‘The Enlightenment’ marks the eighteenth century as a period heavily invested in ideas. Salon culture developed through the taste and social initiative of women during the Rococo period in the courts of France, Austria and Germany. These women were known as femmes savantes, or learned women. In addition to art, the salons propagated Enlightenment ideas that rejected superstition and favoured provable theories based on scientific methods. Empiricism flourished, coming out of the seventeenth century achievements in science, most notably those of Britons Sir Isaac Newton (1642-1727) and John Locke (1632-1704). Their insistence on tangible data and empirical proof changed the course of ideas.
In France, the philosophes helped to spread rational ideas based on reason into the areas of church and state. They believed that through the progress of ideas, there existed a possibility for the perfection of mankind. Gathering and ordering knowledge was part of the Enlightenment project. Accordingly, Denis Diderot (1713-1784) edited the first encyclopaedia (thirty-five volumes, 1751-1780) in an attempt to systematically record all existing knowledge. Diderot also became the first art critic by publishing his commentaries on the official French Salon exhibitions of the Royal Academy of Painting and Sculpture. Voltaire (1674-1778) wrote against the despotic rule of kings and the hegemony of the church. Later, revolutionary thinkers would recall his seminal ideas. Natural history and zoology were catalogued by the Comte de Buffon (1707-1778), while in Sweden, Carolus Linnaeus (1707-1778) created a comprehensive classification of plants.
Worldwide, the eighteenth century marks the start of the ‘modern’ period in which a self-conscious awareness of the present in relation to past begets a preoccupation with newness, or being current. Americans in the colonies were also noted for their commitment to Enlightenment ideas, most notably Benjamin Franklin and Thomas Jefferson. Scientific inventions flourished as much as social inventions, and the Industrial Revolution began in England in the 1740s. It was spurred on by research into steam power, electricity, the discovery of oxygen, and mechanical advances in technology, including the first use of iron for a bridge in 1776.

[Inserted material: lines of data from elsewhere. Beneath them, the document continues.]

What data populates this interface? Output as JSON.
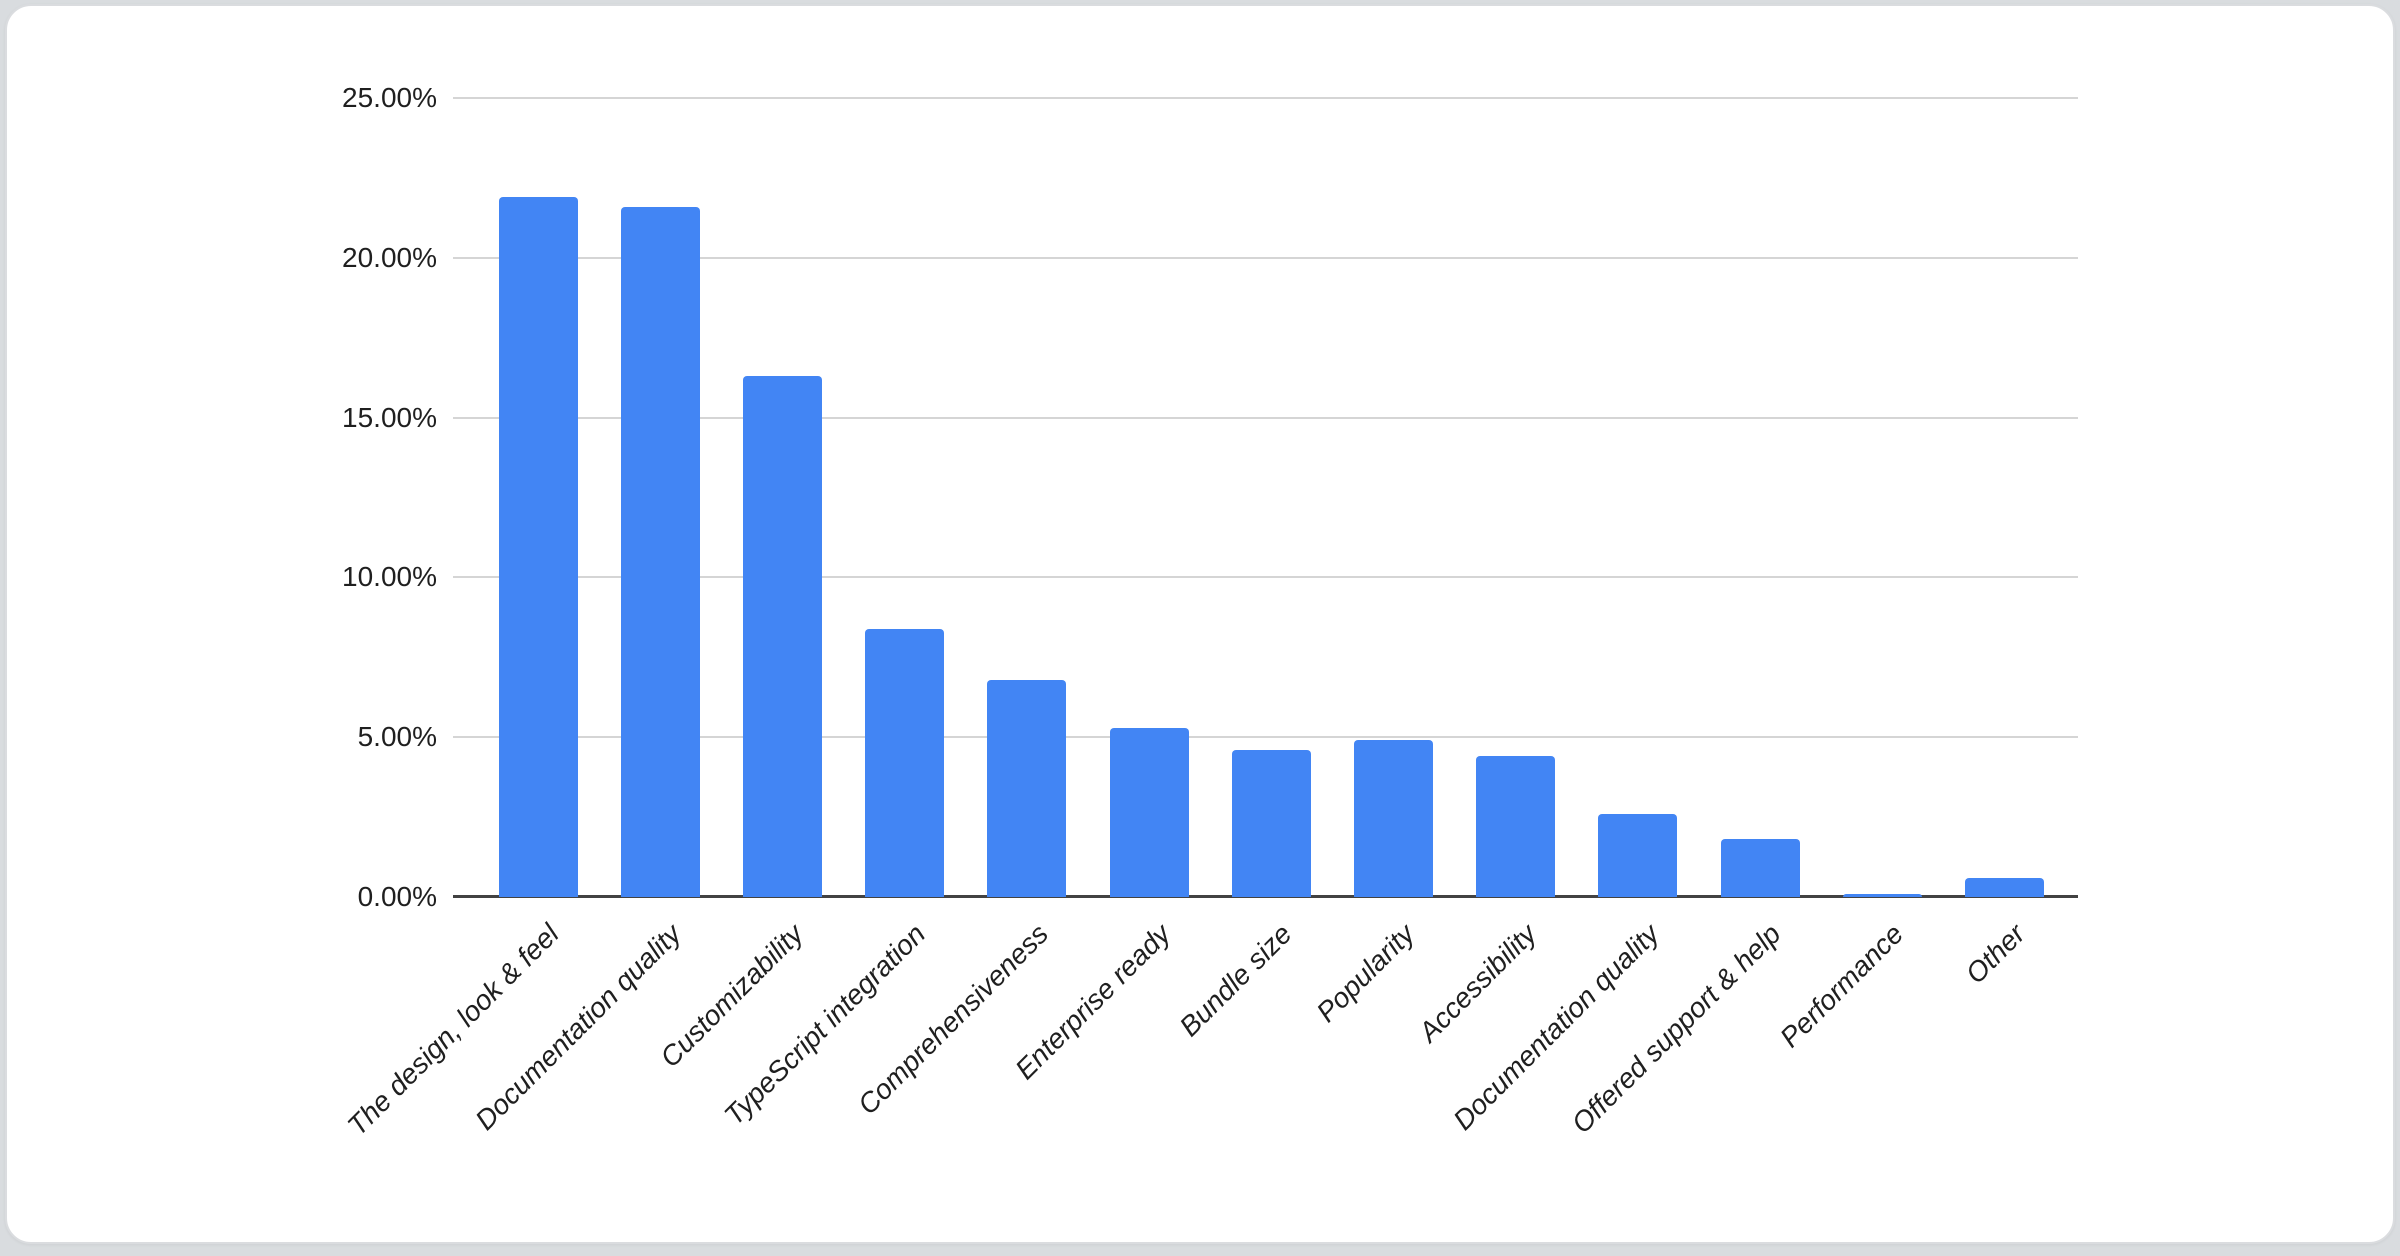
{
  "page": {
    "background_color": "#d9dcdf",
    "card_background_color": "#ffffff",
    "card_border_color": "#dadcdf"
  },
  "chart_data": {
    "type": "bar",
    "title": "",
    "xlabel": "",
    "ylabel": "",
    "categories": [
      "The design, look & feel",
      "Documentation quality",
      "Customizability",
      "TypeScript integration",
      "Comprehensiveness",
      "Enterprise ready",
      "Bundle size",
      "Popularity",
      "Accessibility",
      "Documentation quality",
      "Offered support & help",
      "Performance",
      "Other"
    ],
    "values": [
      21.9,
      21.6,
      16.3,
      8.4,
      6.8,
      5.3,
      4.6,
      4.9,
      4.4,
      2.6,
      1.8,
      0.1,
      0.6
    ],
    "unit": "%",
    "ylim": [
      0,
      25
    ],
    "ytick_step": 5,
    "ytick_labels": [
      "0.00%",
      "5.00%",
      "10.00%",
      "15.00%",
      "20.00%",
      "25.00%"
    ],
    "grid": true,
    "legend": "none",
    "bar_color": "#4285f4",
    "gridline_color": "#d5d5d5",
    "axis_line_color": "#424242",
    "label_color": "#1f1f1f"
  }
}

A renewed interest in classical antiquity was fuelled by the discovery and excavation of Herculaneum (1738) and Pompeii (1748), as well as the growing trend of aristocrats to make a ‘Grand Tour’ of travel through Europe, but Italy in particular.
The American (1775-1783) and French (1789-1792) Revolutions also helped to create an appeal for a new style: Neoclassicism. The neoclassical style is characterized by moral content, strong, clear compositions, and often appeals to patriotic virtue. Napoleon Bonaparte (1769-1821) filled the power gap in the revolutionary chaos by ascending to power and crowning himself emperor of France in 1804. He too, embraced the neoclassical style as it created a symbolic system to bolster his authority, and he particularly favoured connections to the Roman Empire in his expansionist phase of military conquest.